Cherraya was running around and happily screaming on Wednesday at the Royal Institute for Deaf and Blind Children's new Darwin site where she will receive therapy and is expected to develop age-appropriate speech and attend a mainstream school.
One-in-six Australians are deaf, hard of hearing or have a chronic ear disorder, with this number expected to rise to one-in-four by 2050.
The RIBC's chief executive Chris Rehn said locating the organisation in a smaller town such as Darwin could only be done by convincing the federal and Territory governments to help with funding.
Before cochlear implant surgery was available in Darwin from 2014, people with deafness had to fly interstate to receive the devices which stimulate the auditory nerve.

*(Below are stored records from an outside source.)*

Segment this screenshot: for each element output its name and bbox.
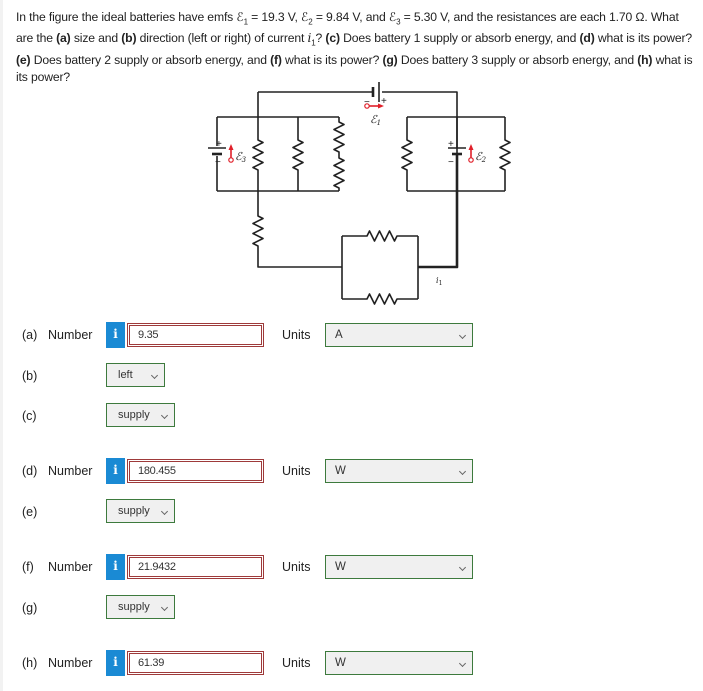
emf2-arrow-icon <box>468 144 474 163</box>
units-select-f-value: W <box>335 561 346 573</box>
chevron-down-icon <box>150 371 159 380</box>
resistor-bottom-left <box>252 191 342 268</box>
resistor-left-3-series <box>333 117 345 191</box>
question-segment: (g) <box>382 52 398 67</box>
units-label-h: Units <box>282 656 311 670</box>
emf3-plus: + <box>216 139 222 150</box>
number-label-h: Number <box>48 656 93 670</box>
number-label-d: Number <box>48 464 93 478</box>
units-label-f: Units <box>282 560 311 574</box>
energy-select-g[interactable]: supply <box>106 595 175 619</box>
chevron-down-icon <box>458 563 467 572</box>
energy-select-g-value: supply <box>118 601 150 613</box>
info-icon[interactable]: i <box>106 458 125 484</box>
part-label-g: (g) <box>22 601 38 615</box>
emf3-arrow-icon <box>228 144 234 163</box>
number-label-a: Number <box>48 328 93 342</box>
answer-h-input[interactable] <box>127 651 264 675</box>
number-label-f: Number <box>48 560 93 574</box>
question-segment: In the figure the ideal batteries have e… <box>16 10 244 24</box>
units-select-h-value: W <box>335 657 346 669</box>
question-segment: Does battery 3 supply or absorb energy, … <box>397 52 638 67</box>
energy-select-e[interactable]: supply <box>106 499 175 523</box>
resistor-left-2 <box>292 117 304 191</box>
answer-a-input[interactable] <box>127 323 264 347</box>
question-segment: what is its power? <box>281 52 383 67</box>
question-segment: (a) <box>56 31 71 46</box>
top-wire <box>258 91 458 191</box>
units-select-d-value: W <box>335 465 346 477</box>
chevron-down-icon <box>458 659 467 668</box>
emf3-minus: − <box>215 157 221 168</box>
answer-f-input[interactable] <box>127 555 264 579</box>
emf3-label: ℰ3 <box>235 150 247 164</box>
question-segment: (e) <box>16 52 31 67</box>
resistor-left-1 <box>252 92 264 191</box>
question-segment: what is its power? <box>594 31 693 46</box>
question-segment: (f) <box>270 52 282 67</box>
direction-select-b-value: left <box>118 369 133 381</box>
question-segment: direction (left or right) of current <box>136 31 308 46</box>
energy-select-e-value: supply <box>118 505 150 517</box>
units-select-h[interactable]: W <box>325 651 473 675</box>
part-label-a: (a) <box>22 328 38 342</box>
emf2-minus: − <box>448 157 454 168</box>
chevron-down-icon <box>160 411 169 420</box>
energy-select-c-value: supply <box>118 409 150 421</box>
part-label-d: (d) <box>22 464 38 478</box>
question-segment: Does battery 2 supply or absorb energy, … <box>30 52 271 67</box>
energy-select-c[interactable]: supply <box>106 403 175 427</box>
units-select-f[interactable]: W <box>325 555 473 579</box>
emf1-label: ℰ1 <box>370 113 381 127</box>
resistor-right-1 <box>401 117 413 191</box>
question-segment: (h) <box>637 52 653 67</box>
chevron-down-icon <box>160 603 169 612</box>
emf2-plus: + <box>448 139 454 150</box>
resistor-right-2 <box>499 117 511 191</box>
chevron-down-icon <box>160 507 169 516</box>
question-segment: = 9.84 V, and ℰ <box>312 10 397 24</box>
resistor-bottom-bottom <box>342 293 418 305</box>
units-label-d: Units <box>282 464 311 478</box>
question-segment: (d) <box>579 31 595 46</box>
units-label-a: Units <box>282 328 311 342</box>
info-icon[interactable]: i <box>106 650 125 676</box>
question-segment: size and <box>70 31 122 46</box>
question-segment: (c) <box>325 31 340 46</box>
question-segment: Does battery 1 supply or absorb energy, … <box>339 31 580 46</box>
emf2-wire-bottom <box>418 154 459 269</box>
info-icon[interactable]: i <box>106 322 125 348</box>
question-segment: ? <box>315 31 326 46</box>
part-label-f: (f) <box>22 560 34 574</box>
question-segment: = 19.3 V, ℰ <box>247 10 309 24</box>
units-select-d[interactable]: W <box>325 459 473 483</box>
emf2-label: ℰ2 <box>475 150 487 164</box>
chevron-down-icon <box>458 331 467 340</box>
current-i1-label: i1 <box>436 276 442 287</box>
part-label-c: (c) <box>22 409 37 423</box>
direction-select-b[interactable]: left <box>106 363 165 387</box>
part-label-e: (e) <box>22 505 38 519</box>
resistor-bottom-top <box>342 230 418 242</box>
units-select-a[interactable]: A <box>325 323 473 347</box>
part-label-b: (b) <box>22 369 38 383</box>
circuit-figure: − + + − + − ℰ1 ℰ3 ℰ2 i1 <box>208 82 511 305</box>
part-label-h: (h) <box>22 656 38 670</box>
answer-d-input[interactable] <box>127 459 264 483</box>
units-select-a-value: A <box>335 329 343 341</box>
left-edge-strip <box>0 0 3 691</box>
chevron-down-icon <box>458 467 467 476</box>
info-icon[interactable]: i <box>106 554 125 580</box>
question-segment: (b) <box>121 31 137 46</box>
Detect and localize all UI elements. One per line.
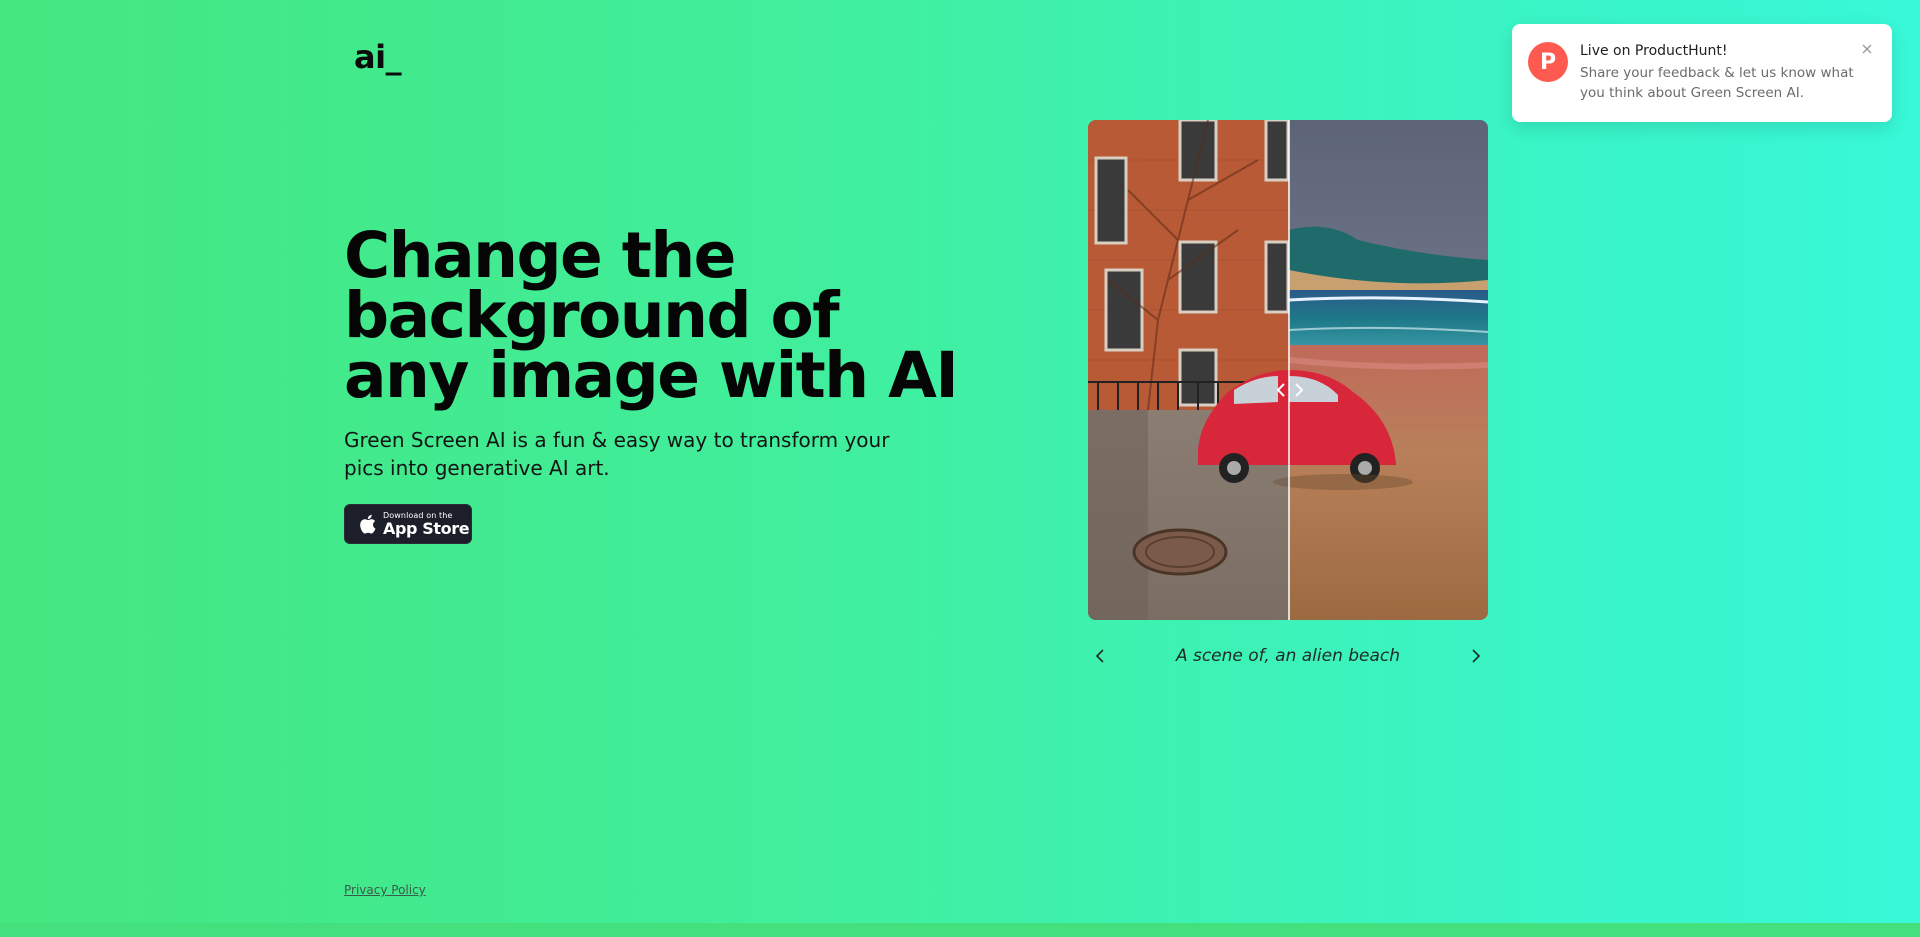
- privacy-policy-link[interactable]: Privacy Policy: [344, 883, 426, 897]
- chevron-right-icon[interactable]: [1464, 644, 1488, 668]
- bottom-strip: [0, 923, 1920, 937]
- carousel-caption: A scene of, an alien beach: [1175, 646, 1401, 666]
- toast-title: Live on ProductHunt!: [1580, 43, 1728, 59]
- app-store-button[interactable]: Download on the App Store: [344, 504, 472, 544]
- hero-subtitle: Green Screen AI is a fun & easy way to t…: [344, 428, 890, 480]
- apple-icon: [360, 514, 376, 534]
- hero-title: Change the background of any image with …: [344, 219, 959, 412]
- before-after-illustration: [1088, 120, 1488, 620]
- close-icon[interactable]: [1858, 40, 1876, 58]
- site-logo[interactable]: ai_: [354, 38, 402, 76]
- hero-section: Change the background of any image with …: [344, 219, 964, 482]
- toast-message: Share your feedback & let us know what y…: [1580, 65, 1854, 101]
- carousel-controls: A scene of, an alien beach: [1088, 640, 1488, 672]
- producthunt-logo-icon: P: [1528, 42, 1568, 82]
- producthunt-badge-letter: P: [1539, 49, 1557, 75]
- producthunt-toast[interactable]: P Live on ProductHunt! Share your feedba…: [1512, 24, 1892, 122]
- before-after-image[interactable]: [1088, 120, 1488, 620]
- app-store-big-label: App Store: [383, 518, 470, 538]
- compare-handle-icon[interactable]: [1274, 374, 1306, 406]
- chevron-left-icon[interactable]: [1088, 644, 1112, 668]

"We then worked with Northern Territory health and various health ministers to get permission to start offering surgery, initially we paid for the cochlear implants, which is about a $25,000 piece of hardware in order to see those surgeries happen in Darwin," Mr Rehn told reporters.
There have now been 21 surgeries at Darwin hospital with annual funding currently for seven implants that help uninsured public patients, he said.
The Territory has a high rate of
hearing loss, with Otitis media or "glue ear" caused by infections particularly prevalent in indigenous communities including children.
The government has provided funding to the Menzies School of Health Research's Hearing for Learning Initiative, a five-year $7.9m program in which health project officers help Aboriginal children with hearing problems, NT Health Minister Natasha Fyles said.
"Our 10-year early childhood development plan outlines a whole of government action to improve the health and wellbeing and in turn educational outcomes for children," she said.